It's terribly bad form to mow down one of the VIP guests at a fashion show (or anywhere—except, perhaps, prison), so imagine how mortified we were at Oscar de la Renta on Tuesday when we hurried for our seat and almost plowed into Justin Timberlake as he was bringing it on down to Oscarville. Fortunately, the collision never happened, but it still took us a second to catch our breath and recover from so nearly bringing it on down to Shameletville.
Timberlake entered with a black-clad Ashley Olsen— mercifully, our twin-discerning skills are still intact— and sort of sat with her (there was one woman between them) and looked near her direction but never seemed to actually speak to her. Of course, we consider this irrefutable proof of the random rumor that they are occasionally bringing it on down to Bootyville. Timberlake definitely did bring it on down to Bobletville, though, crossing the runway to greet Anna Wintour (which Barbara Walters later did, also). "Did you go to the semis?" we heard him ask Anna of the U.S. Open. A look seemed to pass between them, perhaps unspoken commiseration about Roger Federer's dramatic loss, before Justin added supportively, "That was some amazing tennis." Damn. As if he weren't bringing it on down to enough places, he had to add Graciousville to the list. The man is busy.
Not everyone was as fortunate as Anna. Suzy Menkes only snagged her front-row seat by the skin of her teeth; Hamish Bowles was about 30 seconds too late to claim his, so he had to take notes while standing; and a woman in front of us had her toe trod on so painfully that she started crying and shaking and had to limp off to compose herself (she made it back; the universe is kind). All the while, in contrast, the legendary Valentino glowed happily from his seat, content to let us all bask in the glory of his tan.

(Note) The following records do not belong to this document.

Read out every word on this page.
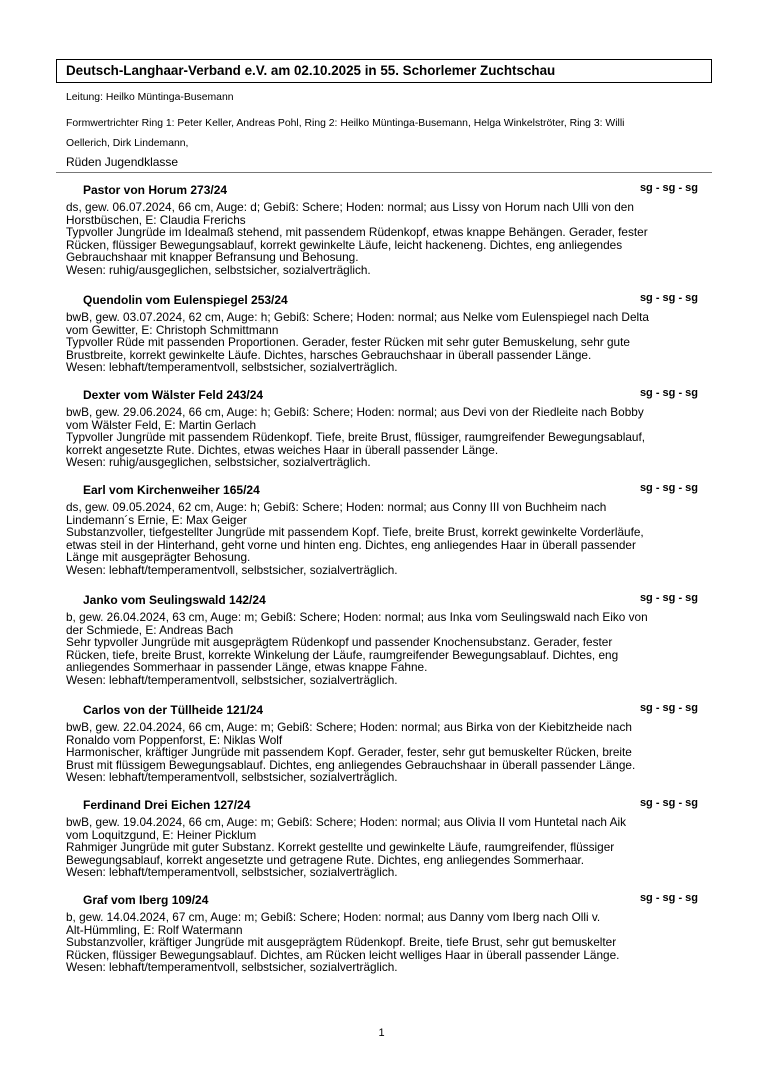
Deutsch-Langhaar-Verband e.V. am 02.10.2025 in 55. Schorlemer Zuchtschau
Leitung: Heilko Müntinga-Busemann
Formwertrichter Ring 1: Peter Keller, Andreas Pohl, Ring 2: Heilko Müntinga-Busemann, Helga Winkelströter, Ring 3: Willi
Oellerich, Dirk Lindemann,
Rüden Jugendklasse
Pastor von Horum 273/24	sg - sg - sg
ds, gew. 06.07.2024, 66 cm, Auge: d; Gebiß: Schere; Hoden: normal; aus Lissy von Horum nach Ulli von den
Horstbüschen, E: Claudia Frerichs
Typvoller Jungrüde im Idealmaß stehend, mit passendem Rüdenkopf, etwas knappe Behängen. Gerader, fester
Rücken, flüssiger Bewegungsablauf, korrekt gewinkelte Läufe, leicht hackeneng. Dichtes, eng anliegendes
Gebrauchshaar mit knapper Befransung und Behosung.
Wesen: ruhig/ausgeglichen, selbstsicher, sozialverträglich.
Quendolin vom Eulenspiegel 253/24	sg - sg - sg
bwB, gew. 03.07.2024, 62 cm, Auge: h; Gebiß: Schere; Hoden: normal; aus Nelke vom Eulenspiegel nach Delta
vom Gewitter, E: Christoph Schmittmann
Typvoller Rüde mit passenden Proportionen. Gerader, fester Rücken mit sehr guter Bemuskelung, sehr gute
Brustbreite, korrekt gewinkelte Läufe. Dichtes, harsches Gebrauchshaar in überall passender Länge.
Wesen: lebhaft/temperamentvoll, selbstsicher, sozialverträglich.
Dexter vom Wälster Feld 243/24	sg - sg - sg
bwB, gew. 29.06.2024, 66 cm, Auge: h; Gebiß: Schere; Hoden: normal; aus Devi von der Riedleite nach Bobby
vom Wälster Feld, E: Martin Gerlach
Typvoller Jungrüde mit passendem Rüdenkopf. Tiefe, breite Brust, flüssiger, raumgreifender Bewegungsablauf,
korrekt angesetzte Rute. Dichtes, etwas weiches Haar in überall passender Länge.
Wesen: ruhig/ausgeglichen, selbstsicher, sozialverträglich.
Earl vom Kirchenweiher 165/24	sg - sg - sg
ds, gew. 09.05.2024, 62 cm, Auge: h; Gebiß: Schere; Hoden: normal; aus Conny III von Buchheim nach
Lindemann´s Ernie, E: Max Geiger
Substanzvoller, tiefgestellter Jungrüde mit passendem Kopf. Tiefe, breite Brust, korrekt gewinkelte Vorderläufe,
etwas steil in der Hinterhand, geht vorne und hinten eng. Dichtes, eng anliegendes Haar in überall passender
Länge mit ausgeprägter Behosung.
Wesen: lebhaft/temperamentvoll, selbstsicher, sozialverträglich.
Janko vom Seulingswald 142/24	sg - sg - sg
b, gew. 26.04.2024, 63 cm, Auge: m; Gebiß: Schere; Hoden: normal; aus Inka vom Seulingswald nach Eiko von
der Schmiede, E: Andreas Bach
Sehr typvoller Jungrüde mit ausgeprägtem Rüdenkopf und passender Knochensubstanz. Gerader, fester
Rücken, tiefe, breite Brust, korrekte Winkelung der Läufe, raumgreifender Bewegungsablauf. Dichtes, eng
anliegendes Sommerhaar in passender Länge, etwas knappe Fahne.
Wesen: lebhaft/temperamentvoll, selbstsicher, sozialverträglich.
Carlos von der Tüllheide 121/24	sg - sg - sg
bwB, gew. 22.04.2024, 66 cm, Auge: m; Gebiß: Schere; Hoden: normal; aus Birka von der Kiebitzheide nach
Ronaldo vom Poppenforst, E: Niklas Wolf
Harmonischer, kräftiger Jungrüde mit passendem Kopf. Gerader, fester, sehr gut bemuskelter Rücken, breite
Brust mit flüssigem Bewegungsablauf. Dichtes, eng anliegendes Gebrauchshaar in überall passender Länge.
Wesen: lebhaft/temperamentvoll, selbstsicher, sozialverträglich.
Ferdinand Drei Eichen 127/24	sg - sg - sg
bwB, gew. 19.04.2024, 66 cm, Auge: m; Gebiß: Schere; Hoden: normal; aus Olivia II vom Huntetal nach Aik
vom Loquitzgund, E: Heiner Picklum
Rahmiger Jungrüde mit guter Substanz. Korrekt gestellte und gewinkelte Läufe, raumgreifender, flüssiger
Bewegungsablauf, korrekt angesetzte und getragene Rute. Dichtes, eng anliegendes Sommerhaar.
Wesen: lebhaft/temperamentvoll, selbstsicher, sozialverträglich.
Graf vom Iberg 109/24	sg - sg - sg
b, gew. 14.04.2024, 67 cm, Auge: m; Gebiß: Schere; Hoden: normal; aus Danny vom Iberg nach Olli v.
Alt-Hümmling, E: Rolf Watermann
Substanzvoller, kräftiger Jungrüde mit ausgeprägtem Rüdenkopf. Breite, tiefe Brust, sehr gut bemuskelter
Rücken, flüssiger Bewegungsablauf. Dichtes, am Rücken leicht welliges Haar in überall passender Länge.
Wesen: lebhaft/temperamentvoll, selbstsicher, sozialverträglich.
1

Indeed, Valentino actually nodded and smiled at us, as if remarking an old acquaintance, but we suspect that he simply mistook us for Nicki Minaj— an easy error, as we and La Minaj have identical taste in plush tiger headgear and leopard leotard-style lingerie. Nicki once again had a prime spot next to a decidedly more clothed Anna— "How are you, darling?" Minaj purred as they air-kissed, her satiny bustier gleaming and her buttocks proudly cuddled by thin black nylon— and she caused a massive frenzy on her way out, as fans mobbed her getaway car so thick and fast that it took ten minutes for it to reverse and squeak away from the curb. One committed the cardinal sin of panting, "Hi, Nicki, remember me, we met that one time…" to which Nicki politely replied, "Um, you look familiar," because no matter how awesome the celeb is, odds are only ever a million to one that this will work. Another girl sprinted after Nicki as she dashed for the car, jostled other fans for a photo of Minaj through the open SUV window, and then stopped beside us and said, "Okay, who was that?" We told her. She blinked. "And who is she?" We told her. She blinked. "And what has she done?" We politely suggested she bring it on down to Internetville for the answer. Because, if you're going to come close to causing someone personal injury, you should at least be able to quote their greatest hits, right, Justin?